How Down GAA folk must have pined for the day the young fella would move up to senior level, but then Derek Hine, the Collingwood recruiting manager, in Ireland for the Australian under-17 International Rules series, happened to spot him playing in the McRory Cup final in Casement Park and that was that. After Hine's quick chat with his parents, Clarke, just 18, was Australia-bound.
He was offered a two-year professional contract after his trial and when Season Ticket first caught up with him, in October of last year, he was hopeful that, after an apprenticeship with the reserves, "maybe three years from now I'd be looking to get a game for Collingwood".
After a pre-season friendly, only his second game for the club, he began to wonder.
"I just thought, this is terrible here, I can't even kick the ball, what am I doing? I was thinking about Croke Park and Clones and all these grounds I could be playing in if I was on the Down team," he said.
The opposition wished him a safe trip home, confident in the assumption he was so out of his depth in Aussie Rules his drowning was imminent. But he remained afloat. And then was "elevated off the rookie list to the senior list". He made his "senior" debut, in February of this year, in a pre-season game with Sydney Swans, and his competitive debut against the same opposition in June, in front of 64,000 at Sydney's Telstra Stadium.
The Commentator: "Aaaaw, Maaaaaarty Clarke, he looks a natural kicker of the ball . . . what a beautiful delivery . . . Clarke getting bigger as this game wears on . . . his acclimatisation rate is extraordinary . . . it has been a distinguished debut . . . I reckon he's the story of the night."

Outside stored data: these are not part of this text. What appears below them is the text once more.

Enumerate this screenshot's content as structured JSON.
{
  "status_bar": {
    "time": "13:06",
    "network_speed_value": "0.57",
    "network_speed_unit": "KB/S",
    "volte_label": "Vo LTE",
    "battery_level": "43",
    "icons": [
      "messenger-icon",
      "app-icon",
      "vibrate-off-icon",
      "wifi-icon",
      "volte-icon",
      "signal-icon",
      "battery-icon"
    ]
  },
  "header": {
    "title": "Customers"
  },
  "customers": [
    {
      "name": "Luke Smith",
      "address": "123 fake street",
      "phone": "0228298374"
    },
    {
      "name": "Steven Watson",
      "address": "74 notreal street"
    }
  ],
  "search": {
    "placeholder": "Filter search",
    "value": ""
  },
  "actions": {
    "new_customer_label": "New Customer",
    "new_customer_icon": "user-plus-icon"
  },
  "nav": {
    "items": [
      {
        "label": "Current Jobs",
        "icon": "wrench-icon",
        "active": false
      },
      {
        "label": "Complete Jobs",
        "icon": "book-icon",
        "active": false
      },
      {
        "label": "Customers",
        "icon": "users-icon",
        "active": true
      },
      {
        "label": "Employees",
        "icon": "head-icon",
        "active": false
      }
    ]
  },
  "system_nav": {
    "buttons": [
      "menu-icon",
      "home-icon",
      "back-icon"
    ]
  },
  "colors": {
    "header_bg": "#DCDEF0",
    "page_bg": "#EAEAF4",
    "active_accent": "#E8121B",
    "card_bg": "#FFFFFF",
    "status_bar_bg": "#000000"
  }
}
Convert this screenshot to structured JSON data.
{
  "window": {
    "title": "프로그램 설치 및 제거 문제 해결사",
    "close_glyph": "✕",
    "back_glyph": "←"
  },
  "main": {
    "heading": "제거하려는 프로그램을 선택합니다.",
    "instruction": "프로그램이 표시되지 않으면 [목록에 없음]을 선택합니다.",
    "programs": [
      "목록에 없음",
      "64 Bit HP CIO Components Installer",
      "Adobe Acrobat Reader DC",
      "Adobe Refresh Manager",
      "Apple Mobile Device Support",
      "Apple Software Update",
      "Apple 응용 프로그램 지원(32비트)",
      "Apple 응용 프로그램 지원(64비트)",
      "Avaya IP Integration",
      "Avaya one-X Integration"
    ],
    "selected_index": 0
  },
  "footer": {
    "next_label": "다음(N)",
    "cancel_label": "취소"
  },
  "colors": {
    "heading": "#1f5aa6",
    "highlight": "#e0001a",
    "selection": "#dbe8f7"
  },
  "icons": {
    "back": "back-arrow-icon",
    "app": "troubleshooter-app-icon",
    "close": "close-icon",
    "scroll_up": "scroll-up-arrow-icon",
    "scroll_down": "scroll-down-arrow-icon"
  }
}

His second game, against Hawthorn, had the commentator purring once more.
"On the back of the performance of this young man I reckon Qantas are going to sell a million air tickets to Ireland to recruiting officers," he said.
"If he's not the biggest story in football this year, or the grandest story . . . it's just one of those freak things that a kid this time last year was playing with a round ball in a different sport in a different country, it's just outstanding to think he fits comfortably inside one of the top four sides in Australia," said Collingwood coach Mick Malthouse.
For Clarke the triumph of his breakthrough simply meant that "I'm just another player, not just a novelty from Ireland", his "inspiration" coming from what he had scrawled on his forearm before every game: "NI for Northern Ireland or HM for home".
And he made it back home to help his club, An Ríocht, win the Down championship. "There's nothing like representing your own club that built you up from no age," he said.
"Och, I'll just go out and say it, this means more to me than being over in Australia at the minute. This is my club and family, playing with John (his brother) and all the boys I grew up with and had the craic with through the years; it means so much.
"It's been a quick oul year, hasn't it?" he said to his mother, Eileen. "It has," she said.
She watches all his games from Australia on television.
"I can't give you a wee kiss before you go out now," she said. He blushed. "I have to text them now," she said. He blushed.
A gem of a programme, and a gem of a young fella. It's a brutal old game. Who knows how it'll work out for him? But what a lovely adventure! Australia's gain, our loss.